On the occasion corresponding to this four years ago all thoughts were anxiously directed to an impending civil war. All dreaded it, all sought to avert it. While the inaugural address was being delivered from this place, devoted altogether to saving the Union without war, insurgent agents were in the city seeking to destroy it without war - seeking to dissolve the Union and divide effects by negotiation. Both parties deprecated war, but one of them would make war rather than let the nation survive, and the other would accept war rather than let it perish, and the war came.

One-eighth of the whole population were colored slaves, not distributed generally over the Union, but localized in the southern part of it. These slaves constituted a peculiar and powerful interest. All knew that this interest was somehow the cause of the war. To strengthen, perpetuate, and extend this interest was the object for which the insurgents would rend the Union even by war, while the Government claimed no right to do more than to restrict the territorial enlargement of it. Neither party expected for the war the magnitude or the duration which it has already attained. Neither anticipated that the cause of the conflict might cease with or even before the conflict itself should cease. Each looked for an easier triumph, and a result less fundamental and astounding.

Both read the same Bible and pray to the same God, and each invokes His aid against the other. It may seem strange that any men should dare to ask a just God's assistance in wringing their bread from the sweat of other men's faces, but let us judge not, that we be not judged. The prayers of both could not be answered. That of neither has been answered fully. The Almighty has His own purposes. "Woe unto the world because of offenses; for it must needs be that offenses come, but woe to that man by whom the offense cometh."
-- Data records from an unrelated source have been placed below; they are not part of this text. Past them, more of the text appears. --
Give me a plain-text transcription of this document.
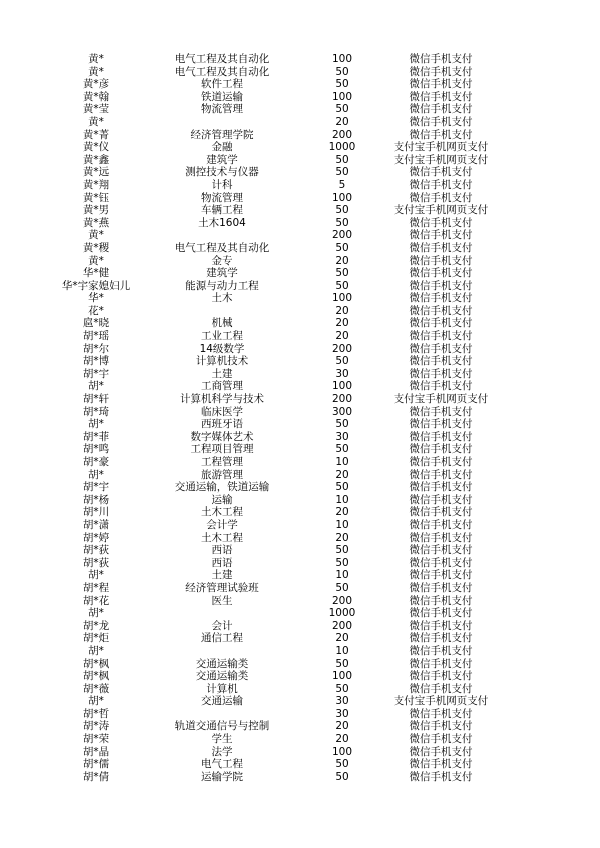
黄*	电气工程及其自动化	100	微信手机支付
黄*	电气工程及其自动化	50	微信手机支付
黄*彦	软件工程	50	微信手机支付
黄*翰	铁道运输	100	微信手机支付
黄*莹	物流管理	50	微信手机支付
黄*		20	微信手机支付
黄*菁	经济管理学院	200	微信手机支付
黄*仪	金融	1000	支付宝手机网页支付
黄*鑫	建筑学	50	支付宝手机网页支付
黄*远	测控技术与仪器	50	微信手机支付
黄*翔	计科	5	微信手机支付
黄*钰	物流管理	100	微信手机支付
黄*男	车辆工程	50	支付宝手机网页支付
黄*燕	土木1604	50	微信手机支付
黄*		200	微信手机支付
黄*稷	电气工程及其自动化	50	微信手机支付
黄*	金专	20	微信手机支付
华*健	建筑学	50	微信手机支付
华*宇家媳妇儿	能源与动力工程	50	微信手机支付
华*	土木	100	微信手机支付
花*		20	微信手机支付
扈*晓	机械	20	微信手机支付
胡*瑶	工业工程	20	微信手机支付
胡*尔	14级数学	200	微信手机支付
胡*博	计算机技术	50	微信手机支付
胡*宇	土建	30	微信手机支付
胡*	工商管理	100	微信手机支付
胡*轩	计算机科学与技术	200	支付宝手机网页支付
胡*琦	临床医学	300	微信手机支付
胡*	西班牙语	50	微信手机支付
胡*菲	数字媒体艺术	30	微信手机支付
胡*鸣	工程项目管理	50	微信手机支付
胡*豪	工程管理	10	微信手机支付
胡*	旅游管理	20	微信手机支付
胡*宇	交通运输，铁道运输	50	微信手机支付
胡*杨	运输	10	微信手机支付
胡*川	土木工程	20	微信手机支付
胡*潇	会计学	10	微信手机支付
胡*婷	土木工程	20	微信手机支付
胡*荻	西语	50	微信手机支付
胡*荻	西语	50	微信手机支付
胡*	土建	10	微信手机支付
胡*程	经济管理试验班	50	微信手机支付
胡*花	医生	200	微信手机支付
胡*		1000	微信手机支付
胡*龙	会计	200	微信手机支付
胡*炬	通信工程	20	微信手机支付
胡*		10	微信手机支付
胡*枫	交通运输类	50	微信手机支付
胡*枫	交通运输类	100	微信手机支付
胡*薇	计算机	50	微信手机支付
胡*	交通运输	30	支付宝手机网页支付
胡*哲		30	微信手机支付
胡*涛	轨道交通信号与控制	20	微信手机支付
胡*荣	学生	20	微信手机支付
胡*晶	法学	100	微信手机支付
胡*儒	电气工程	50	微信手机支付
胡*倩	运输学院	50	微信手机支付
If we shall suppose that American slavery is one of those offenses which, in the providence of God, must needs come, but which, having continued through His appointed time, He now wills to remove, and that He gives to both North and South this terrible war as the woe due to those by whom the offense came, shall we discern therein any departure from those divine attributes which the believers in a living God always ascribe to Him? Fondly do we hope, fervently do we pray, that this mighty scourge of war may speedily pass away.

Yet, if God wills that it continue until all the wealth piled by the bondsman's two hundred and fifty years of unrequited toil shall be sunk, and until every drop of blood drawn with the lash shall be paid by another drawn with the sword, as was said three thousand years ago, so still it must be said "the judgments of the Lord are true and righteous altogether."

With malice toward none, with charity for all, with firmness in the right as God gives us to see the right, let us strive on to finish the work we are in, to bind up the nation's wounds, to care for him who shall have borne the battle and for his widow and his orphan, to do all which may achieve and cherish a just and lasting peace among ourselves and with all nations.